Wakil Bupati Malinau Jakaria mengatakan pertandingan catur tidak hanya ditentukan oleh kemampuan menjalankan bidak, tetapi juga bagaimana pemain membaca situasi dan menentukan langkah di tengah tekanan pertandingan.
“Dalam pertandingan catur, pemain harus berpikir beberapa langkah ke depan. Jadi yang dilatih bukan hanya teknik bermain, tetapi bagaimana membaca posisi, menyusun strategi, kemudian mengambil keputusan dengan cepat dan tepat,” kata Jakaria saat menutup turnamen.
Menurutnya, pengalaman bertanding menjadi bagian penting dalam perkembangan seorang pecatur. Semakin sering mengikuti kompetisi, pemain memiliki kesempatan untuk mengukur kemampuan, menemukan kelemahan permainan, dan memperbaiki strategi untuk pertandingan berikutnya.
“Kalau ingin kemampuan pemain berkembang, mereka harus sering bertanding. Dari pertandingan itu bisa terlihat bagian mana yang sudah bagus dan mana yang masih harus diperbaiki. Pengalaman seperti itu yang nantinya membentuk kemampuan seorang pecatur,” ujarnya.
BMC V 2026 berlangsung selama empat hari dan menjadi salah satu ruang kompetisi bagi pecatur Malinau. Turnamen tersebut juga diharapkan dapat memperluas pengalaman bertanding pemain sebelum menghadapi kompetisi dengan tingkat persaingan yang lebih tinggi.
Jakaria mengatakan perkembangan pecatur daerah tidak cukup hanya mengandalkan turnamen sesekali. Pembinaan perlu berjalan beriringan dengan kompetisi agar pemain yang memiliki potensi dapat terus berkembang.
“Turnamen seperti ini perlu terus ada karena menjadi tempat pemain menguji hasil latihan. Tetapi setelah pertandingan selesai, pembinaan juga harus berjalan. Dari sini kita bisa melihat siapa yang punya potensi dan bagian apa yang masih perlu ditingkatkan,” katanya.
Ia menilai pecatur Malinau memiliki peluang untuk berkembang lebih jauh apabila mendapat pembinaan dan pengalaman bertanding yang konsisten.
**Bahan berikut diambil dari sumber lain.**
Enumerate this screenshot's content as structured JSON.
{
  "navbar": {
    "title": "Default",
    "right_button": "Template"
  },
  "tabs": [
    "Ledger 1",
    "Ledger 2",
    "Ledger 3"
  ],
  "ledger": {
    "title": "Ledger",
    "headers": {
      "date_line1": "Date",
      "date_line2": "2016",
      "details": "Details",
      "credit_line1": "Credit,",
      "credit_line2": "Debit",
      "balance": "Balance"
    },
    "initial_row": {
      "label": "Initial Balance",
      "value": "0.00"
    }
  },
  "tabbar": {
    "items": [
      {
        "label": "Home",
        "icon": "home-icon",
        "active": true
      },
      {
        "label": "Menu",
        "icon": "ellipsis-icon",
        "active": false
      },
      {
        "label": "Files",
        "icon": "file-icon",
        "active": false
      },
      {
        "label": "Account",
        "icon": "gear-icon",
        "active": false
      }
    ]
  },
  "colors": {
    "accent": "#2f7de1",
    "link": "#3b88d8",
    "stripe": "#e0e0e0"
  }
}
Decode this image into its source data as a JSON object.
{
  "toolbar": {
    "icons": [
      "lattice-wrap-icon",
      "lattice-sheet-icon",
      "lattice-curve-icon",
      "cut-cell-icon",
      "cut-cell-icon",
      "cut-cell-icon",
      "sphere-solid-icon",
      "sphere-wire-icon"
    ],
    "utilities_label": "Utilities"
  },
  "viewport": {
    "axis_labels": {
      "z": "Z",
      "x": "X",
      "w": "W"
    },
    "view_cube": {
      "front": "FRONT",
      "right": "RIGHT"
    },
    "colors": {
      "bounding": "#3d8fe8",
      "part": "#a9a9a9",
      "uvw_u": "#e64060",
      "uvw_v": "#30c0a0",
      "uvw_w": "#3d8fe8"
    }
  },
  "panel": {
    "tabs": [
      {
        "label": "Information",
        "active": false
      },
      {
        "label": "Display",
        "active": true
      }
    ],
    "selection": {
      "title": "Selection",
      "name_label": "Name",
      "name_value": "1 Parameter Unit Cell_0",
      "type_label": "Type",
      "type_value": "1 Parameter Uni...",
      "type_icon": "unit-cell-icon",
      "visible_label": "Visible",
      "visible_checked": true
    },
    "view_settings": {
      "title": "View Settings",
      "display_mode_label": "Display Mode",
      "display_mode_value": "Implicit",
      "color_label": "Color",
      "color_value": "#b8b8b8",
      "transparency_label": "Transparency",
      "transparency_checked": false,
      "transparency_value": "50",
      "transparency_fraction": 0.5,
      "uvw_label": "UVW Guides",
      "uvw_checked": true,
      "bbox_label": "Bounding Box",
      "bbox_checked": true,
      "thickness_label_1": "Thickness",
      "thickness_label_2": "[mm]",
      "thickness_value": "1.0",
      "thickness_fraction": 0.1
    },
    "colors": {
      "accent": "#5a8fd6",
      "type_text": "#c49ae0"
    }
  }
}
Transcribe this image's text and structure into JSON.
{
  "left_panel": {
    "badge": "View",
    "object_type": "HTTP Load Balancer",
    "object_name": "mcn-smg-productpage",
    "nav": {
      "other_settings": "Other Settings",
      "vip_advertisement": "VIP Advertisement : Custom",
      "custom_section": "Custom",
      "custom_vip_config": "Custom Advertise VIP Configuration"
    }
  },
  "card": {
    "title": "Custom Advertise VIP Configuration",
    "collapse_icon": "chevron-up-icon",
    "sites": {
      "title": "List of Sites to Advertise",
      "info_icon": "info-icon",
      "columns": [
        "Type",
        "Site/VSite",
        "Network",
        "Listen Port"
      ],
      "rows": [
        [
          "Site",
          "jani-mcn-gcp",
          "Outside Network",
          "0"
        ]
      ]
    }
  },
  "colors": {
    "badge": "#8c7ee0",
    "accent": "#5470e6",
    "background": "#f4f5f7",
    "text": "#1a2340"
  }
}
Karena itu, capaian dalam turnamen daerah menurutnya dapat menjadi pijakan untuk menghadapi kompetisi di tingkat provinsi hingga nasional.
“Jangan berhenti setelah mendapatkan hasil di tingkat daerah. Kalau kemampuan terus diasah dan pengalaman bertanding ditambah, tentu ada peluang untuk bersaing di level yang lebih tinggi. Yang penting pemainnya mau terus belajar dan mengikuti kompetisi,” ujar Jakaria.
Pembinaan catur di Malinau selanjutnya akan melibatkan KONI dan Persatuan Catur Seluruh Indonesia (PERCASI). Keberlanjutan turnamen menjadi salah satu upaya untuk menjaga ruang kompetisi sekaligus menemukan pemain-pemain yang memiliki potensi untuk dikembangkan.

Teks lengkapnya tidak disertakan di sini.